If your website has opt-in forms, remember to include a footnote that informs the user that your company intends to collect, use and share the data with third parties (where applicable). You should also specify the purpose of the data collection. Keep in mind that you need separate consents if you intend to use the data for multiple purposes.
The PDPA also stipulates that you cannot compel the users to give you consent so that you subscribe them to a particular product. For instance, if a customer refuses to provide their email address, you cannot bar them from purchasing items on your website. The only exception to this rule is if the information they refuse to provide is critical for that specific transaction.
If you want to send promotional emails and other offers to your clients, make sure that you include a checkbox below your opt-in form. The customer can then choose whether to subscribe to your promotion or not.
Is it Mandatory to Obtain Consent?
Interestingly, there are some situations where it is not mandatory to obtain consent. The PDPA rules state that a user who voluntarily shares their personal data for a specific purpose in reasonable circumstances is deemed to have given consent for the collection, use and sharing of such data.
If your team collects large amounts of data from many users, it might be impractical to reach every individual to obtain consent. In such a scenario, you should seek advice from an attorney who has an excellent understanding of data protection laws.

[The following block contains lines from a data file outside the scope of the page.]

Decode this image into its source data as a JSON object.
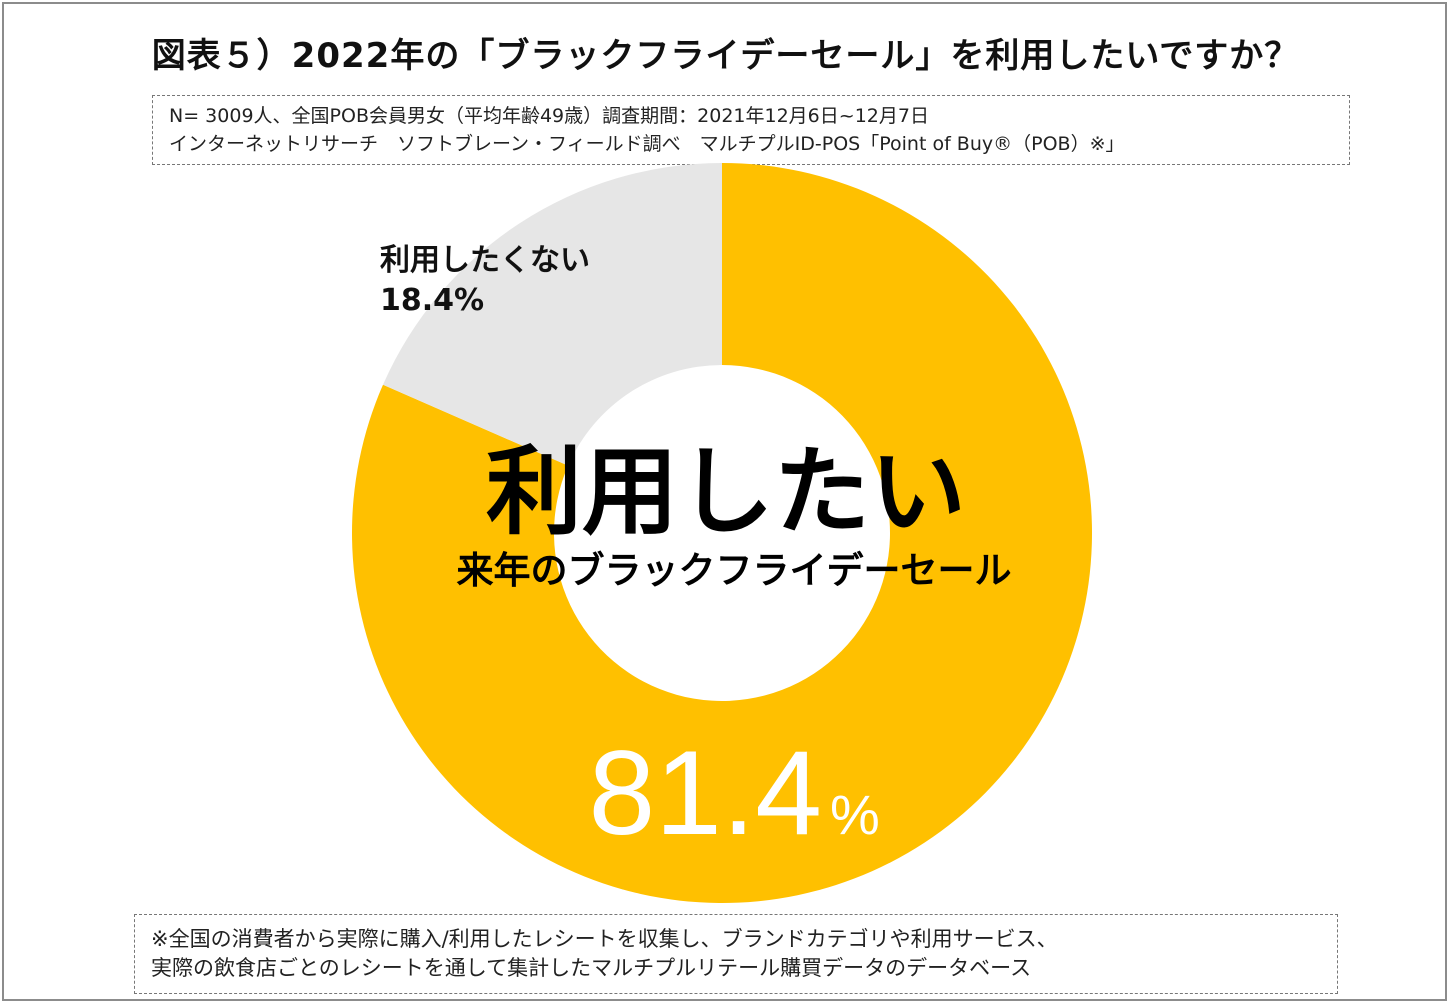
{
  "title": "図表５）2022年の「ブラックフライデーセール」を利用したいですか？",
  "survey_info": [
    "N= 3009人、全国POB会員男女（平均年齢49歳）調査期間：2021年12月6日~12月7日",
    "インターネットリサーチ　ソフトブレーン・フィールド調べ　マルチプルID-POS「Point of Buy®（POB）※」"
  ],
  "footnote": [
    "※全国の消費者から実際に購入/利用したレシートを収集し、ブランドカテゴリや利用サービス、",
    "実際の飲食店ごとのレシートを通して集計したマルチプルリテール購買データのデータベース"
  ],
  "chart_data": {
    "type": "pie",
    "title": "",
    "center_label_main": "利用したい",
    "center_label_sub": "来年のブラックフライデーセール",
    "slices": [
      {
        "label": "利用したい",
        "value": 81.4,
        "value_text": "81.4",
        "unit_text": "%",
        "color": "#FFC000"
      },
      {
        "label": "利用したくない",
        "value": 18.4,
        "value_text": "18.4%",
        "color": "#E6E6E6"
      }
    ]
  }
}
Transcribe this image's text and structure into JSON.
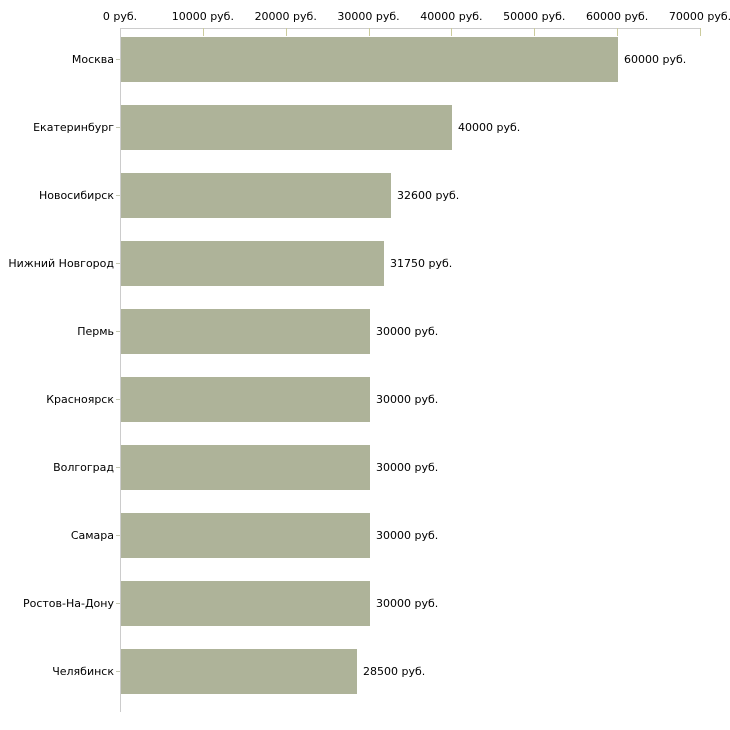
{
  "chart_data": {
    "type": "bar",
    "orientation": "horizontal",
    "title": "",
    "xlabel": "",
    "ylabel": "",
    "categories": [
      "Москва",
      "Екатеринбург",
      "Новосибирск",
      "Нижний Новгород",
      "Пермь",
      "Красноярск",
      "Волгоград",
      "Самара",
      "Ростов-На-Дону",
      "Челябинск"
    ],
    "values": [
      60000,
      40000,
      32600,
      31750,
      30000,
      30000,
      30000,
      30000,
      30000,
      28500
    ],
    "value_labels": [
      "60000 руб.",
      "40000 руб.",
      "32600 руб.",
      "31750 руб.",
      "30000 руб.",
      "30000 руб.",
      "30000 руб.",
      "30000 руб.",
      "30000 руб.",
      "28500 руб."
    ],
    "x_axis": {
      "position": "top",
      "min": 0,
      "max": 70000,
      "ticks": [
        0,
        10000,
        20000,
        30000,
        40000,
        50000,
        60000,
        70000
      ],
      "tick_labels": [
        "0 руб.",
        "10000 руб.",
        "20000 руб.",
        "30000 руб.",
        "40000 руб.",
        "50000 руб.",
        "60000 руб.",
        "70000 руб."
      ]
    },
    "legend": null,
    "grid": false,
    "colors": {
      "bar_fill": "#aeb399",
      "axis_line": "#cccccc",
      "tick_mark": "#cbcb9c",
      "text": "#000000",
      "background": "#ffffff"
    }
  }
}
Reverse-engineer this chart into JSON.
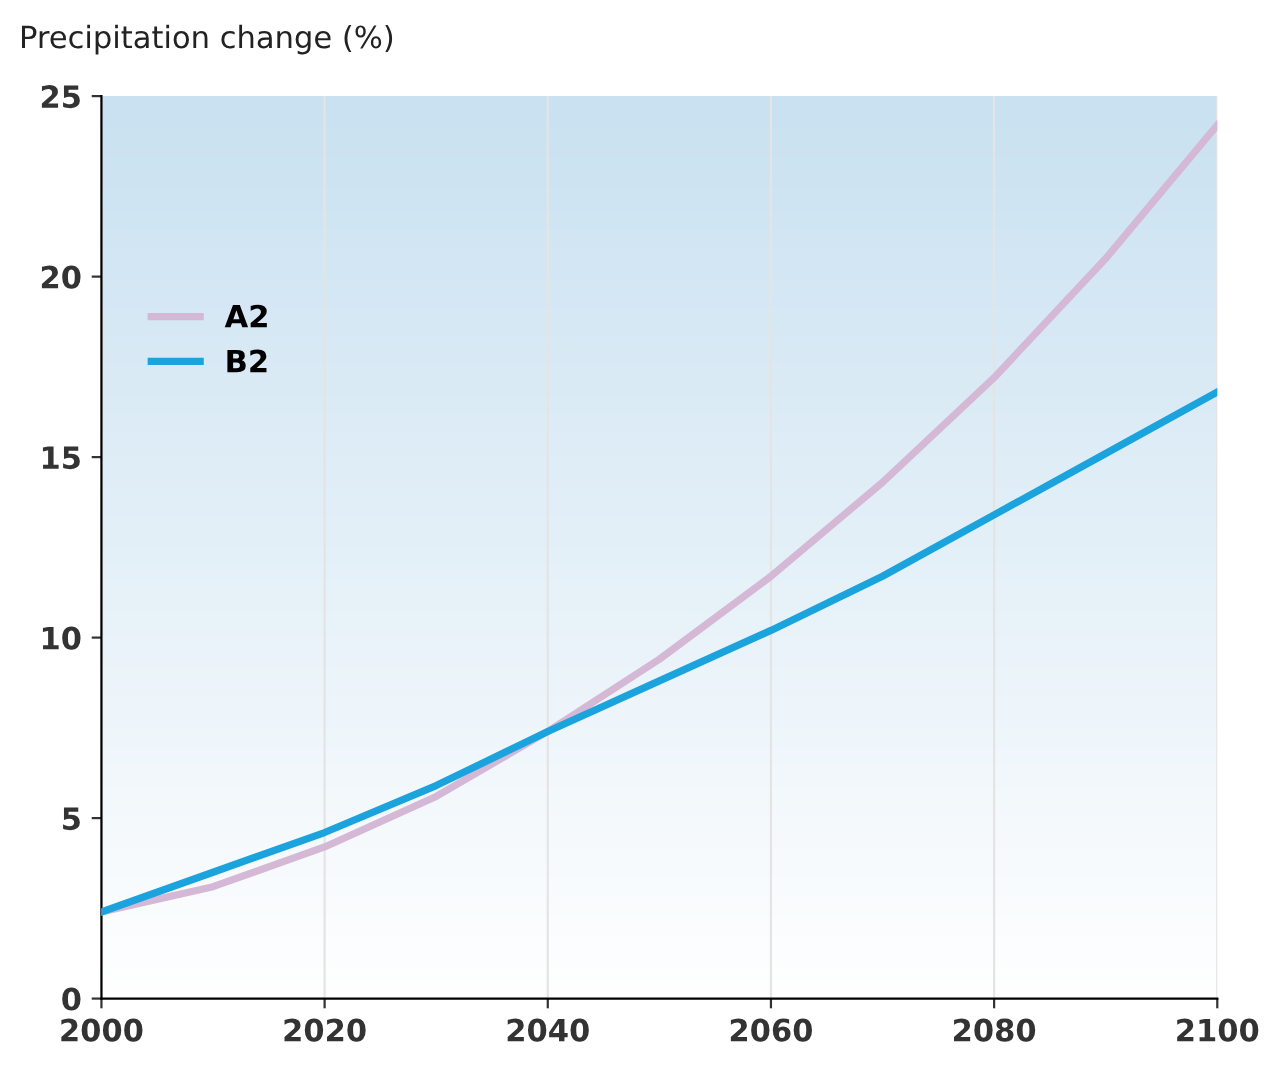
{
  "chart_data": {
    "type": "line",
    "ylabel": "Precipitation change (%)",
    "x": [
      2000,
      2010,
      2020,
      2030,
      2040,
      2050,
      2060,
      2070,
      2080,
      2090,
      2100
    ],
    "series": [
      {
        "name": "A2",
        "color": "#d4b8d6",
        "values": [
          2.4,
          3.1,
          4.2,
          5.6,
          7.4,
          9.4,
          11.7,
          14.3,
          17.2,
          20.5,
          24.2
        ]
      },
      {
        "name": "B2",
        "color": "#1aa3dd",
        "values": [
          2.4,
          3.5,
          4.6,
          5.9,
          7.4,
          8.8,
          10.2,
          11.7,
          13.4,
          15.1,
          16.8
        ]
      }
    ],
    "xlim": [
      2000,
      2100
    ],
    "xticks": [
      2000,
      2020,
      2040,
      2060,
      2080,
      2100
    ],
    "ylim": [
      0,
      25
    ],
    "yticks": [
      0,
      5,
      10,
      15,
      20,
      25
    ],
    "grid": "x",
    "legend": "top left",
    "marker": "none",
    "line_style": "solid"
  }
}
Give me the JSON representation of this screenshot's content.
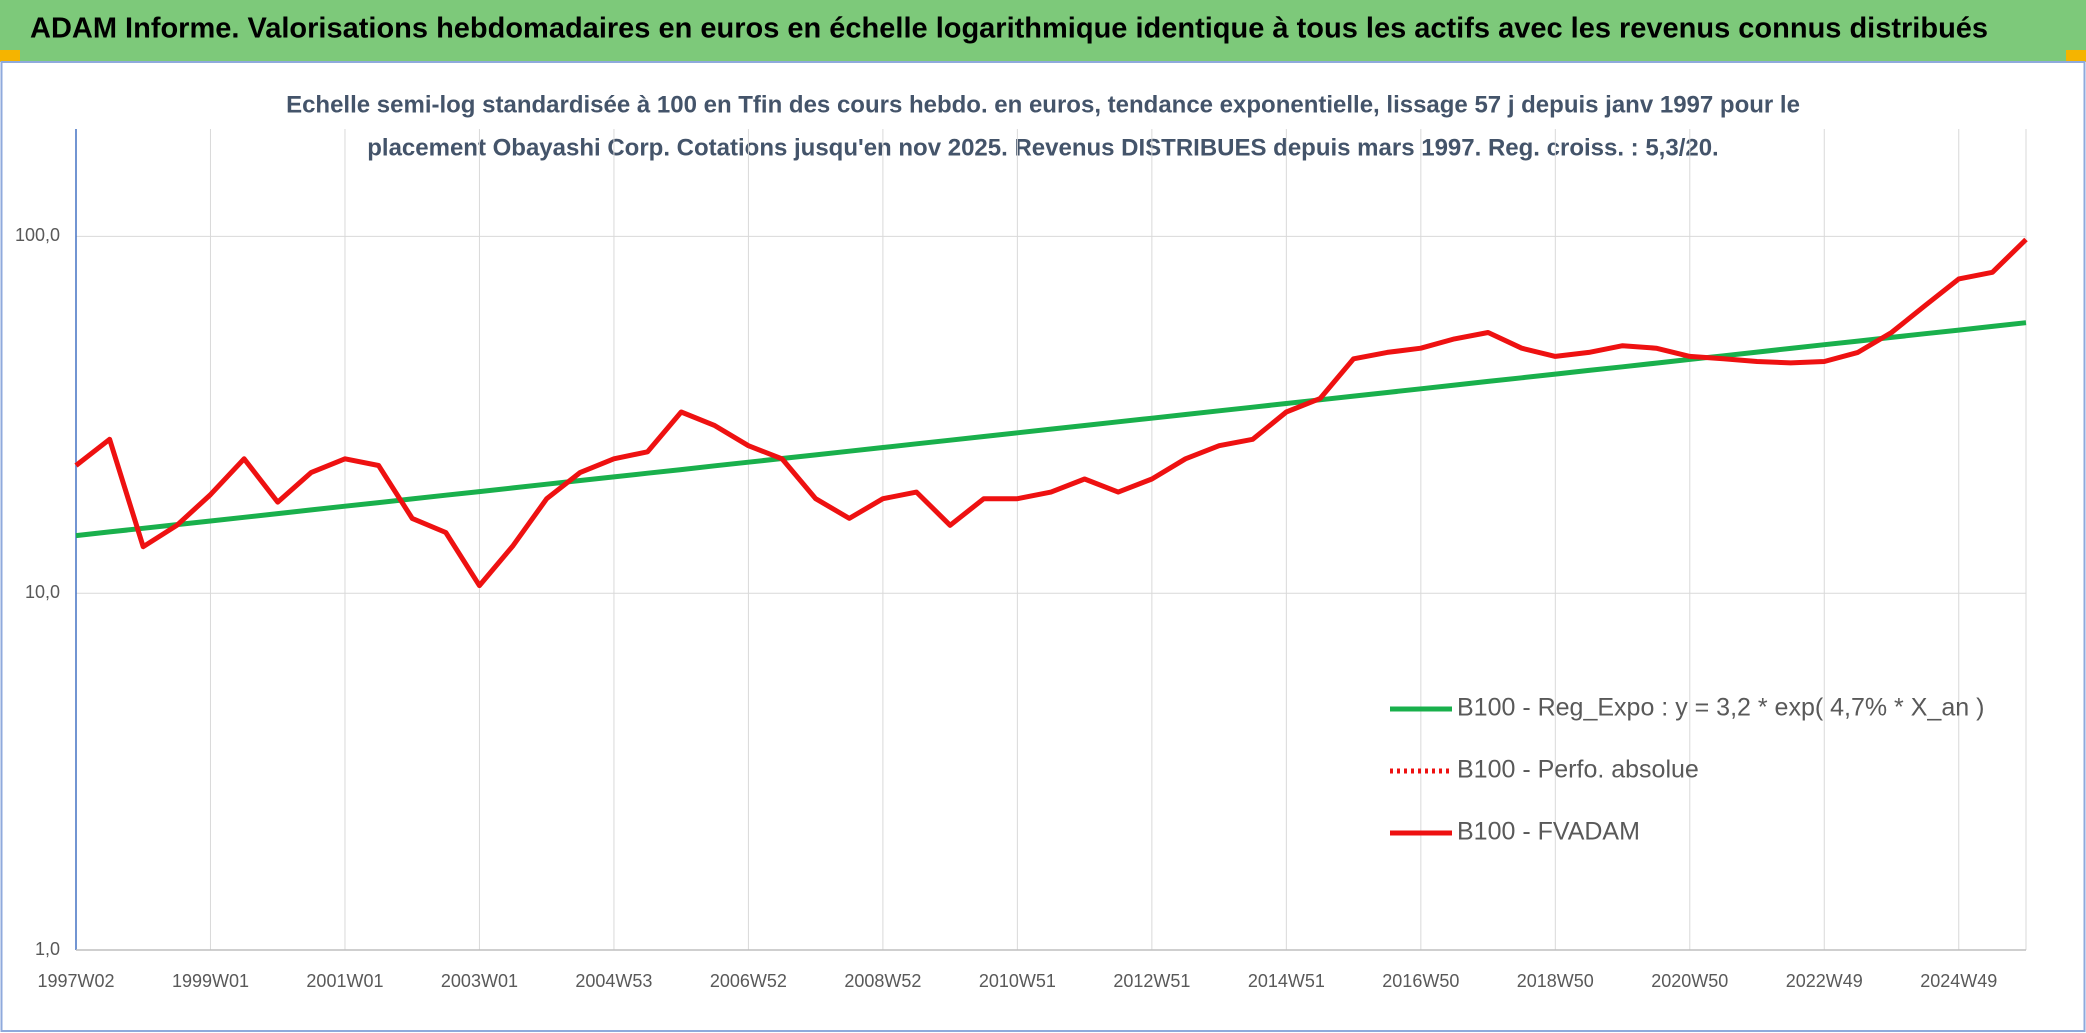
{
  "chart_data": {
    "type": "line",
    "title": "ADAM Informe. Valorisations hebdomadaires en euros en échelle logarithmique identique à tous les actifs avec les revenus connus distribués",
    "subtitle": [
      "Echelle semi-log standardisée à 100 en Tfin des cours hebdo. en euros, tendance exponentielle, lissage 57 j depuis janv 1997 pour le",
      "placement Obayashi Corp. Cotations jusqu'en nov 2025. Revenus DISTRIBUES depuis mars 1997. Reg. croiss. : 5,3/20."
    ],
    "log_y": true,
    "grid": true,
    "legend": "lower right",
    "ylim": [
      1,
      200
    ],
    "yticks": [
      {
        "value": 1,
        "label": "1,0"
      },
      {
        "value": 10,
        "label": "10,0"
      },
      {
        "value": 100,
        "label": "100,0"
      }
    ],
    "categories": [
      "1997W02",
      null,
      null,
      null,
      "1999W01",
      null,
      null,
      null,
      "2001W01",
      null,
      null,
      null,
      "2003W01",
      null,
      null,
      null,
      "2004W53",
      null,
      null,
      null,
      "2006W52",
      null,
      null,
      null,
      "2008W52",
      null,
      null,
      null,
      "2010W51",
      null,
      null,
      null,
      "2012W51",
      null,
      null,
      null,
      "2014W51",
      null,
      null,
      null,
      "2016W50",
      null,
      null,
      null,
      "2018W50",
      null,
      null,
      null,
      "2020W50",
      null,
      null,
      null,
      "2022W49",
      null,
      null,
      null,
      "2024W49",
      null,
      null
    ],
    "series": [
      {
        "name": "B100 - Reg_Expo : y = 3,2 * exp( 4,7% *  X_an )",
        "color": "#19b04c",
        "dash": "solid",
        "values": [
          14.5,
          14.85,
          15.2,
          15.57,
          15.94,
          16.32,
          16.71,
          17.12,
          17.53,
          17.95,
          18.38,
          18.82,
          19.27,
          19.73,
          20.21,
          20.69,
          21.18,
          21.69,
          22.21,
          22.75,
          23.29,
          23.85,
          24.42,
          25.01,
          25.6,
          26.22,
          26.85,
          27.49,
          28.15,
          28.83,
          29.52,
          30.22,
          30.94,
          31.69,
          32.45,
          33.22,
          34.02,
          34.84,
          35.67,
          36.53,
          37.4,
          38.3,
          39.22,
          40.16,
          41.12,
          42.11,
          43.12,
          44.15,
          45.21,
          46.29,
          47.4,
          48.54,
          49.7,
          50.89,
          52.12,
          53.37,
          54.64,
          55.95,
          57.3
        ]
      },
      {
        "name": "B100 - Perfo. absolue",
        "color": "#ee1111",
        "dash": "dotted",
        "values": [
          null,
          null,
          null,
          null,
          null,
          null,
          null,
          null,
          null,
          null,
          null,
          null,
          null,
          null,
          null,
          null,
          null,
          null,
          null,
          null,
          null,
          null,
          null,
          null,
          null,
          null,
          null,
          null,
          null,
          null,
          null,
          null,
          null,
          null,
          null,
          null,
          null,
          null,
          null,
          null,
          null,
          null,
          null,
          null,
          null,
          null,
          null,
          null,
          null,
          null,
          null,
          null,
          null,
          null,
          null,
          null,
          null,
          null,
          null
        ]
      },
      {
        "name": "B100 - FVADAM",
        "color": "#ee1111",
        "dash": "solid",
        "values": [
          22.8,
          27,
          13.5,
          15.5,
          18.9,
          23.8,
          18,
          21.8,
          23.8,
          22.8,
          16.2,
          14.8,
          10.5,
          13.6,
          18.4,
          21.8,
          23.8,
          24.9,
          32.2,
          29.5,
          25.9,
          23.8,
          18.4,
          16.2,
          18.4,
          19.2,
          15.5,
          18.4,
          18.4,
          19.2,
          20.9,
          19.2,
          20.9,
          23.8,
          25.9,
          27,
          32.2,
          35.1,
          45.4,
          47.3,
          48.6,
          51.6,
          53.8,
          48.6,
          46.1,
          47.3,
          49.4,
          48.6,
          46.1,
          45.4,
          44.6,
          44.2,
          44.6,
          47.3,
          53.8,
          64,
          76,
          79.3,
          98
        ]
      }
    ]
  }
}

There are several other exceptions regarding the methods of collecting, using and disclosing private data. Always consult the PDPA rules before proceeding on this front. You can also seek legal advice if you find it challenging to grasp the law.
Withdrawal of Consent
The PDPA allows users to revoke consent any time they deem it right. If a user wishes to withdraw consent, they must first inform you of their intentions through an email. You are then required to respond to the request, indicating what you intend to do to the user’s personal data.
If the user confirms the withdrawal request, you must delete the data entirely from your systems. You should also inform other companies that you might have shared the information with to follow suit. An example of a withdrawal of consent is when customer unsubscribes from your promotional offer mailing list.
What If You Do Not Comply With PDPA?
Failure to comply with the PDPA regulation attracts a fine of up to S$1 million. Besides, the oversight authority might order you to delete the data, stop using it or hand it over to a third-party.
Handling large volumes of personal data is a challenging task. With the ever-increasing concerns among users over the security of their personal data, complying with PDPA can be useful to your business in Singapore.
Customers are more likely to trust and transact with a company that guarantees the safety of their personal information. Also, adhering to these rules ensures that you remain on the right side of the law.